I like this response
Hey Lakshmy,
I just saw your comments now, so I want to respond to it. The purpose of this post is to bring some light humor and not to mock Malayalis. Trust me, there is no North Indian-South Indian divide or rivalry hidden in this post. There is no “north Indians” and “south indians” in my mind. We are one people, molded by different influences due to specific regions or places we came from, just like different waves that make up the ocean. All we want to do on this forum is to talk about our beliefs openly and I am so glad that you shared your thoughts so freely too. Thanks and hope you visit again, soon.
Well…I think im in trouble……he he…coz I am a mallu girl with short hair(really!!!) and i hate gold….i think i will be the least attracted one in the marriage market….
Best wishes to you in Mallu land:)
Wonderful masages i like it,,,! thanks to alllllll
Thanks!
Thanx swapna
Here I have seen an issue of lipstick, it is true in Kerala most of the girls do not wear lipstick there. I have been here in Delhi for the last 22 years. No mallu would wear a mundu here and take a bus as he is looked down and people will make a mockery of him not publicly but as if an alien has arrived in a Bus. Once one of my friend who is a North Indian told me that you know in Kerala most of the girls adorn their hair with Jasmine flowers and I told him that was true and he told me you know we consider the girls who adorns jasmine on hair as “VEDI” and I told him the same thing happens there in Kerala when one girl wears a lipstick and most of the women and girls here in the North wears lipstick.

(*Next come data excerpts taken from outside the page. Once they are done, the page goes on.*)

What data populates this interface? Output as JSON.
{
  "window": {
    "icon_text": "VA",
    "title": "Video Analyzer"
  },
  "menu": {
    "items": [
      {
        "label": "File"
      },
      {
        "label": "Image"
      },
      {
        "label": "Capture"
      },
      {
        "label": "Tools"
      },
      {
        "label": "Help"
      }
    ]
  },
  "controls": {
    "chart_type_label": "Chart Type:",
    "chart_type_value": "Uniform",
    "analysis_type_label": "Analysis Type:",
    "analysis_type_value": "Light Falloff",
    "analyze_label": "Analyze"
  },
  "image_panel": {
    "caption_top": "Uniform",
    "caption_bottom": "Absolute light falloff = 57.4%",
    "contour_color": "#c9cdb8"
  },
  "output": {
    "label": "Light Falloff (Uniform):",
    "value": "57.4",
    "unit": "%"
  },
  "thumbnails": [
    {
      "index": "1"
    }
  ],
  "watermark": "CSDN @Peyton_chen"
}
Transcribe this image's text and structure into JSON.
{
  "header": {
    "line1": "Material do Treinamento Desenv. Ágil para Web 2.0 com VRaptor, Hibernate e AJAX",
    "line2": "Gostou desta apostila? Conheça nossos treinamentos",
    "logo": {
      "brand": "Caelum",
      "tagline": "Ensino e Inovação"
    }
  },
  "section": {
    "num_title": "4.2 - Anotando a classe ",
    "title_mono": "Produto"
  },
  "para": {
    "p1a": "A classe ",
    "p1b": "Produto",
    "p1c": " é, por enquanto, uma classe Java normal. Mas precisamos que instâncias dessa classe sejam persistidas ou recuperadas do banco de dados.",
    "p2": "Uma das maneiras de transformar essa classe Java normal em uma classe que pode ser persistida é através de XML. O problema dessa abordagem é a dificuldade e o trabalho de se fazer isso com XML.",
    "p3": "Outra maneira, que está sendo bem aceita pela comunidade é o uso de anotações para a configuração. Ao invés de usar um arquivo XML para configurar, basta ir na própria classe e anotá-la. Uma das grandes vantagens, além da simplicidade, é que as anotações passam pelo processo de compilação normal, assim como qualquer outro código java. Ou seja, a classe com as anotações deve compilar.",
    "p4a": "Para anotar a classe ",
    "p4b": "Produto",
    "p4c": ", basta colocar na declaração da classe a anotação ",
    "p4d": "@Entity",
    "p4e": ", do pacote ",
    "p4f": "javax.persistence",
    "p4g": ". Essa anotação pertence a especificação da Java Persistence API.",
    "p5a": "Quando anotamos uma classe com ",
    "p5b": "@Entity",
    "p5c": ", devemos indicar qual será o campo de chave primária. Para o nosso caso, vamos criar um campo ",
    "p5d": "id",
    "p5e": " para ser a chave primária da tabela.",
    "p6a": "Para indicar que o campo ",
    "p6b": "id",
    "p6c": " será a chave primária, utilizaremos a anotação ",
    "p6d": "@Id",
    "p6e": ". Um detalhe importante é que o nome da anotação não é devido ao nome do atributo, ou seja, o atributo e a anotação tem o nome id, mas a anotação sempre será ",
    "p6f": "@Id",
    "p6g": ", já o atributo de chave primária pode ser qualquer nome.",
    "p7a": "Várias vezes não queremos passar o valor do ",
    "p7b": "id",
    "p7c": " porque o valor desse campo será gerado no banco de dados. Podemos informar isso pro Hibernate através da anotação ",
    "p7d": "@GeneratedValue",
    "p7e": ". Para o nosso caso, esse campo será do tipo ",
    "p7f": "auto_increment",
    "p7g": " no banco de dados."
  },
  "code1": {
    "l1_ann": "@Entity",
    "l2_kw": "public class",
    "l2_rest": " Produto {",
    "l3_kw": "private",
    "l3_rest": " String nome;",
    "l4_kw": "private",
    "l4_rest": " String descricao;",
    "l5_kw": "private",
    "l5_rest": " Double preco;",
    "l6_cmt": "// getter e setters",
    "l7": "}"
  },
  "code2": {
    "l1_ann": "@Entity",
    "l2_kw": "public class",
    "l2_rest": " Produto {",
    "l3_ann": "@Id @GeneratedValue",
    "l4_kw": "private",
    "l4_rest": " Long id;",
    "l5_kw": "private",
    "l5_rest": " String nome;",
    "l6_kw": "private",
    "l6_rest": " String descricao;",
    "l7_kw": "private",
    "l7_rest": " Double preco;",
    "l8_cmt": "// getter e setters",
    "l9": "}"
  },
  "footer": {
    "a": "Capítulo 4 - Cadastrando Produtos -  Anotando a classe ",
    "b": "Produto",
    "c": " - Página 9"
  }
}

Yes, interesting point you’ve mentioned there. I’ve heard this too.
It would be great to say that a girl before marriage in Kerala is almost brought up as equally as a boy she’s given d right education and is independent and then after marriage even if she has a decent job is expected to do all d household duties,look after her in laws who most of the time will be complainers and critics of d way she cooks,or brings up her children or treats their son.trust me in Kerala u wouldn’t want to live with ur in laws cos u will be a second class citizen in the house.if ur staying alone with husband and children that’s better.